Hem proje, hem inşaat yaptığımız dönemlerde Bodrum'da bir şantiye kurmuştuk. Çok iyi bir şantiye şefimiz vardı. Yurtdışından çok iyi bir teklif aldığını söyledi. Kontratımızın olmasına rağmen "Git çünkü bu senin hayatın" dedim. Hala görüşürüz kendisiyle. İnsan ilişkilerini koruyabilmek de çok önemli çünkü. Yaptığım en güzel şey büroda çalışan insanlarla dostça ayrılmak. Bu çok önemli. İnsanlar bu davranışlarınızı istismar edebilir diye, bu davranışta bulunmaktan kaçınmak doğru değil.
Büroda arkadaşlık ortamını yaratabilmek çok önemli. Örneğin bir işin alınması hep beraber yaşanan bir mutluluğa neden oluyor. Kaybedilmesi de aynı derecede üzüntüye... Son derece şeffaf bir sistemimiz var zaten. Çalışanların tümü projeleri kaç liraya aldığımızı biliyor. Ben prim veremeyecek durumda olduğumuzu söylediğim zaman, onun doğru olduğunu biliyor.
Biz trilyonlar kazanıp da paylaşmayan bir büro değiliz. Büronun yaşamasını sağlamak ve istediğimiz ürünleri yapabilmek temel amacımız. Dolayısıyla kapasitemizi aşacak işleri kabul etmiyoruz.
Peki, çalışanlar tasarıma ne ölçüde katılıyorlar?
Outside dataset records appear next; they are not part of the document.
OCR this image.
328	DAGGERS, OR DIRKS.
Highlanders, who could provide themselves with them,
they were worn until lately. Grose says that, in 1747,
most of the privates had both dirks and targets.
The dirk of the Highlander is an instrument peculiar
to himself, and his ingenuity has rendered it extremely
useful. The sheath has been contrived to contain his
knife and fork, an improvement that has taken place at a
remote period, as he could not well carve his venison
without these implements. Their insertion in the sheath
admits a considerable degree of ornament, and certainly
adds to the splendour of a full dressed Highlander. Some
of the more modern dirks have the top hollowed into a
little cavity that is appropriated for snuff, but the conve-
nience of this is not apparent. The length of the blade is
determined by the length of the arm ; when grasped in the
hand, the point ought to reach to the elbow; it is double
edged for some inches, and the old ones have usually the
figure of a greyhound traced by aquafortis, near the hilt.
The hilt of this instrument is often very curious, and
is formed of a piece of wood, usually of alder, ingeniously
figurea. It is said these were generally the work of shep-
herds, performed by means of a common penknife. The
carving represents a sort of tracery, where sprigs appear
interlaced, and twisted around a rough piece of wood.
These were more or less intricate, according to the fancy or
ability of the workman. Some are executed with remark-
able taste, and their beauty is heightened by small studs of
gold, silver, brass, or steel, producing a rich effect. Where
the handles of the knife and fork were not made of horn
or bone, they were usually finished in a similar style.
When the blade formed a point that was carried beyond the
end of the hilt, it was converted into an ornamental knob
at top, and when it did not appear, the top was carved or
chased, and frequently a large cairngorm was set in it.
Tasarıma katılım konusunda sınırlama yok. Kim ne kadar katılmak istiyorsa o kadar katılıyor açıkçası. Ben bütün arkadaşlarıma sınırın olmaması gerektiğini söylerim. Benim yaptığım işi yap, ama yeter ki bunu yapacak kapasitede ol. Yani insanlar yerlerini biraz da kendileri buluyor. Bazısı kendi kafasına göre yapıyor tasarımı, bazısı da sürekli size soruyor. Fakat eninde sonunda herkes kendi hak ettiği yeri buluyor. Bununla ilgili kısa bir hikaye var:
Üç kardeş bir iş yerinde çalışıyormuş. Yıllar sonra bunların babası İstanbul'a gelmiş ve çocuklarını iş yerlerinde ziyaret etmiş. Patrona, "Benim çocuklarımın yaşları birbirine yakın, aynı okullarda okudular, aynı şeyleri bilirler, aynı işi yaparlar. Neden biri 10, biri 20, biri 30 lira alır?" diye sormuş. Patron "Bir gün karşıya bir tane tekne yanaştı. Senin oğlanlardan birini çağırdım, teknenin ne teknesi olduğunu öğrenmesini istedim. Senin oğlan baktı geldi, ‘Mısır'dan kahve getirmiş' dedi. İkinciyi yolladım, o gelince ‘Mısırdan kahve getirmiş, buradan İzmir'e gidecek, İzmir'den de demir alıp Yemen'e gidecek' dedi. Üçüncüyü de yolladım, o ise ‘İzmir'e gidecek, İzmir'den demir alıp Yemen'e gidecek. Yükleme için fazla yük motorlarının olup olmadığını sordum, bir tane varmış. Bizim bir tanıdığımızın olduğunu söyledim, işi bağladım' dedi. Hepsine aynı soruyu sordum, biri kuru bir cevap verdi, diğeri işi bağladı. O yüzden biri 10, diğeri 20, ötekisi 30 lira alır" diye cevap vermiş.
Çalışkan olmak çok önemli bir meziyet, sonradan da kazanılmıyor. "Durumdan vazife çıkarmak" der ya eskiler, işte büroda onu yapanlar çok daha iyi noktada oluyor diğerlerine göre.